Rachel Lewis of Hope House, thanked readers for their generosity.
"It amazes me every year how generous people are," she said.
"If you have got a seriously ill child, it can be a really difficult time, and also if your child has lost a brother or sister, it is really upsetting for them.
"It's so important to be able to give them presents."
The Harry Johnson Trust - The trust was set up by Sally and Stephen Johnson in 2014 in memory of their son Harry, who died from a rare form of cancer at the age of seven. It provides a wide range of support for children being treated for cancer at the children's oncology ward at Telford's Princess Royal Hospital. It offers treats, holidays, and hampers of essentials to help the children and their families during the first few days in hospital.
Princess Royal Hospital children's ward - The ward is the main centre which treats children from across Shropshire and Mid Wales. The donations will ensure that every child in hospital on Christmas Day will get a present, and they will also be used for children to play with during their stay on the ward.
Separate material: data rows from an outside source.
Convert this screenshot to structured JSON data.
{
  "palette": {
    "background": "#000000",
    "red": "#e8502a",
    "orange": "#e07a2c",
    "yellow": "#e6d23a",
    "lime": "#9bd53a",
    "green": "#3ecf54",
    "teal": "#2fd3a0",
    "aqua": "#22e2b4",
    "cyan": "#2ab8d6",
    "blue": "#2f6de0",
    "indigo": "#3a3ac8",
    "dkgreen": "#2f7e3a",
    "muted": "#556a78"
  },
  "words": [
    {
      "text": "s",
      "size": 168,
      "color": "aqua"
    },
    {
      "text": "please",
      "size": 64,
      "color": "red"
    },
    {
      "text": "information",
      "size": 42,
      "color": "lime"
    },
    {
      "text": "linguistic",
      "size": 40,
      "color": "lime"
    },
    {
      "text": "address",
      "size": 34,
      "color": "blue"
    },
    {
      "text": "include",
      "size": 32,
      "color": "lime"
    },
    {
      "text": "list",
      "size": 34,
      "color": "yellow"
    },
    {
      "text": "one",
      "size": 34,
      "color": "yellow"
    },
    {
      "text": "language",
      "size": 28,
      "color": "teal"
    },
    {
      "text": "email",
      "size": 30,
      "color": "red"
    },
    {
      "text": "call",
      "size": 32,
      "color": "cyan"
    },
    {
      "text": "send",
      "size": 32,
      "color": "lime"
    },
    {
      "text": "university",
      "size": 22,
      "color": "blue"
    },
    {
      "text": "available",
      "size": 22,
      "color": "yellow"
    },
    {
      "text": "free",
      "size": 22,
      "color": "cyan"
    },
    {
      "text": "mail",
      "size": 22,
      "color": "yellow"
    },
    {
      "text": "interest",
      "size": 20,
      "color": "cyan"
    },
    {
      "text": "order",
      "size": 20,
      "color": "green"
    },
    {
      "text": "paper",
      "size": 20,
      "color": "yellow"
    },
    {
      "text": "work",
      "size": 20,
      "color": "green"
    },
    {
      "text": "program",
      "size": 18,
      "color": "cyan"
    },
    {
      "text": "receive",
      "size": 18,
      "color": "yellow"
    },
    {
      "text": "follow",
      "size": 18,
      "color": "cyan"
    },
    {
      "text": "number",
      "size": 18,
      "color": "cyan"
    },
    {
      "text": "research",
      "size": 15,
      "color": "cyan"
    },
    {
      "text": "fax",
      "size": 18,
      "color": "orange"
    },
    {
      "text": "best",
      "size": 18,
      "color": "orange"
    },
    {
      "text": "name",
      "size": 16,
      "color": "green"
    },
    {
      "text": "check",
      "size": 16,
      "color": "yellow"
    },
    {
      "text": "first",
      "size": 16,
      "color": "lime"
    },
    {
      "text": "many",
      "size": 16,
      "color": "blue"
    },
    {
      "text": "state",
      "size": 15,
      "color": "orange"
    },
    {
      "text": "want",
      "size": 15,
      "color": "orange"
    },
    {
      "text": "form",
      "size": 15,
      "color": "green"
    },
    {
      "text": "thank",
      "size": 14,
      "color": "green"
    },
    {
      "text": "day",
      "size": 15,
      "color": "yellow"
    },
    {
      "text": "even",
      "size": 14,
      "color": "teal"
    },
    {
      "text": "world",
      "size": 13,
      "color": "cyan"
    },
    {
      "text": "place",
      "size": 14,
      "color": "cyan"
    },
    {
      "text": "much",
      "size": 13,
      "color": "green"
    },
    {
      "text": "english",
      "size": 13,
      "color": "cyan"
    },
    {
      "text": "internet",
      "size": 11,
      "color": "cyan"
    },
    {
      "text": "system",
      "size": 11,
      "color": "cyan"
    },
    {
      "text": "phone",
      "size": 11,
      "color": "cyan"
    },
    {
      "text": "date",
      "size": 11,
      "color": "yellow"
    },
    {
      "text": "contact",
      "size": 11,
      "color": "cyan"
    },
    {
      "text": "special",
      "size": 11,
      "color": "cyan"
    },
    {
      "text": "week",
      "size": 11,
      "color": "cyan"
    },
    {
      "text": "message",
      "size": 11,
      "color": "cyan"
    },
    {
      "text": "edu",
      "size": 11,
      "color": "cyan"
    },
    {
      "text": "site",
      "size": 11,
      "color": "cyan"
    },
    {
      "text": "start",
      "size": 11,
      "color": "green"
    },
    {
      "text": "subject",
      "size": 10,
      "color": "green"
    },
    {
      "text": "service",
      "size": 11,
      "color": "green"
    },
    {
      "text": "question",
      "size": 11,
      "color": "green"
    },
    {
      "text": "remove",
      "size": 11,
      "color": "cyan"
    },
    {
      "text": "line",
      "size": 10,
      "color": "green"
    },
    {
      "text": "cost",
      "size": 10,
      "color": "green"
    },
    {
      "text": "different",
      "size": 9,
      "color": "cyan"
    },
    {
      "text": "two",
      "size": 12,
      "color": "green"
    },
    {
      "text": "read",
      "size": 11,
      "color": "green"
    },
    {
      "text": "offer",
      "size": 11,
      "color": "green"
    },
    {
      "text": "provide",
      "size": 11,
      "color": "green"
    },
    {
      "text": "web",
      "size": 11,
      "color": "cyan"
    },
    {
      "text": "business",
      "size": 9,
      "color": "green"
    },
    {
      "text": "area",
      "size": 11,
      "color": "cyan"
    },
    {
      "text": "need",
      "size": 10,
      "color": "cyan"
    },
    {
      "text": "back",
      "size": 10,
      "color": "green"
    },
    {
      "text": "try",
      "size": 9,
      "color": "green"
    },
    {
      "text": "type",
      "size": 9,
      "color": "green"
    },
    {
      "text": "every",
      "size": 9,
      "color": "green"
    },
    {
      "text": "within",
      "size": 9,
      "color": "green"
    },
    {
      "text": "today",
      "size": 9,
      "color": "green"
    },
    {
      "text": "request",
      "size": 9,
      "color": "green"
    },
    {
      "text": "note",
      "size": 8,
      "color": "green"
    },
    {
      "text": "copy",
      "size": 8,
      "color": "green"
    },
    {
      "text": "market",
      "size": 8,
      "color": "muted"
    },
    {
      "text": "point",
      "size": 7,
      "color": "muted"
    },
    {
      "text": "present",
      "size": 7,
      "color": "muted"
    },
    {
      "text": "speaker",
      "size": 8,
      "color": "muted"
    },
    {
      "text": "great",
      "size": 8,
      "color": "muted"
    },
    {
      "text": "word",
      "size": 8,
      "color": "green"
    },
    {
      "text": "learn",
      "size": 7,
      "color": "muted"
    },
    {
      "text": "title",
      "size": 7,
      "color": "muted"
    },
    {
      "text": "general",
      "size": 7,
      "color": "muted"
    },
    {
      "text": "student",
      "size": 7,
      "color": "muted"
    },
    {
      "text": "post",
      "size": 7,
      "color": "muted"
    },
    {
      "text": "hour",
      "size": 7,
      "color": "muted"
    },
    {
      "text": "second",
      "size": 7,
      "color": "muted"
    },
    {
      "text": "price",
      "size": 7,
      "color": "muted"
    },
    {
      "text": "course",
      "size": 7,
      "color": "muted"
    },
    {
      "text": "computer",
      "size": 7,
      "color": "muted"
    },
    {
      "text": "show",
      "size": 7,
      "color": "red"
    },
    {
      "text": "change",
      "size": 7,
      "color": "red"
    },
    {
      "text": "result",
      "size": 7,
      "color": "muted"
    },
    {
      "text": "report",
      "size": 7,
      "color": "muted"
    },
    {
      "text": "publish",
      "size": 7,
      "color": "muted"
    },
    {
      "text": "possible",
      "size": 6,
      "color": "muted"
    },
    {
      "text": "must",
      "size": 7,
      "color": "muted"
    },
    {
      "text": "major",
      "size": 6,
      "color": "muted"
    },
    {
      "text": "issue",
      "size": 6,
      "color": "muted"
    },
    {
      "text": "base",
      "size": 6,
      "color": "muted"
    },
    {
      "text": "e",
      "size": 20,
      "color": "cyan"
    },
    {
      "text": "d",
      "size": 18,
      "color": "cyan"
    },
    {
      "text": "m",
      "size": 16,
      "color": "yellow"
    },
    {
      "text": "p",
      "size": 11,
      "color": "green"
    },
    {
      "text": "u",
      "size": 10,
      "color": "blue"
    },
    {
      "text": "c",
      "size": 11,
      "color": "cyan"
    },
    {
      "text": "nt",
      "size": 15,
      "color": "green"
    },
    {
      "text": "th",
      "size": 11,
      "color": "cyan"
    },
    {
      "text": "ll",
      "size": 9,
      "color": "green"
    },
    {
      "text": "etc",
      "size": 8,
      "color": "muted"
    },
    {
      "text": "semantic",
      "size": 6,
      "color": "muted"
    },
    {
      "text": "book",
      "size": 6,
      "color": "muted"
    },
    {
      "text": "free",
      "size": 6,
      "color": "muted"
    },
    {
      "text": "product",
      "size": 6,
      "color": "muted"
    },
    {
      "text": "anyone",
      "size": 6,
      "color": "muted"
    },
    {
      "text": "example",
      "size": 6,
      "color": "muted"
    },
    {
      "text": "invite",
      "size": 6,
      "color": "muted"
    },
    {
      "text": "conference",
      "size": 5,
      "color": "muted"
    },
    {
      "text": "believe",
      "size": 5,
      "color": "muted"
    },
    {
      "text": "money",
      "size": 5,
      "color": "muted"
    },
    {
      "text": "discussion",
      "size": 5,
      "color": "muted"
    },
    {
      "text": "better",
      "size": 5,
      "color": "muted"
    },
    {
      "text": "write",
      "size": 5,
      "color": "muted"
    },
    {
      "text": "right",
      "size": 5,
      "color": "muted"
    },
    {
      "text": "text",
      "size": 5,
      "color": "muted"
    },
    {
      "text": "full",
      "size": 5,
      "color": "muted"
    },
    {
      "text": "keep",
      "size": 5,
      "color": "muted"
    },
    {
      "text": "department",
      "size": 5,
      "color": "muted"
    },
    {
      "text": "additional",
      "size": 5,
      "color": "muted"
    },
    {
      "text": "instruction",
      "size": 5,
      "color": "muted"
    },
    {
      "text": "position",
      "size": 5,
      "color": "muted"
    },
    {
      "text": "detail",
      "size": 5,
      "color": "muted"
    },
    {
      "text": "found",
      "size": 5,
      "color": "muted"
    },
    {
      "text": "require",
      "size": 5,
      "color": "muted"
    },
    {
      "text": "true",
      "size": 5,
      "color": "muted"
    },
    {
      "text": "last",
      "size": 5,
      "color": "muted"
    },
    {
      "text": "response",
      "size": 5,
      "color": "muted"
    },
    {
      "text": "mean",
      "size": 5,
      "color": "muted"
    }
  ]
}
The Movement Centre - Based at the Robert Johnson and Agnes Hunt Orthopaedic Hospital, in Gobowen, the charity provides life-changing therapies for children with cerebral palsy and other conditions which impede their movement. In some cases the treatment can help children walk for the first time. Chief executive Vicky Handbury-Madin said some of the toys can help with the therapy by helping children to explore their ability to move.
Hope House Children's Hospice - Based in Morda, near Oswestry, the hospice provides support for more than 300 children across Shropshire and Mid Wales. The children all have life-limiting illnesses, and are not expected to see adulthood. The toys will be given to the children, as well as their brothers and sisters, including those who have been bereaved.
Telford Young Carers - This charity provides support to youngsters who have to care for a loved one who is living with a serious illness or disability, usually a parent. The toys will be given to the young carers to give them the type of Christmas most children take for granted.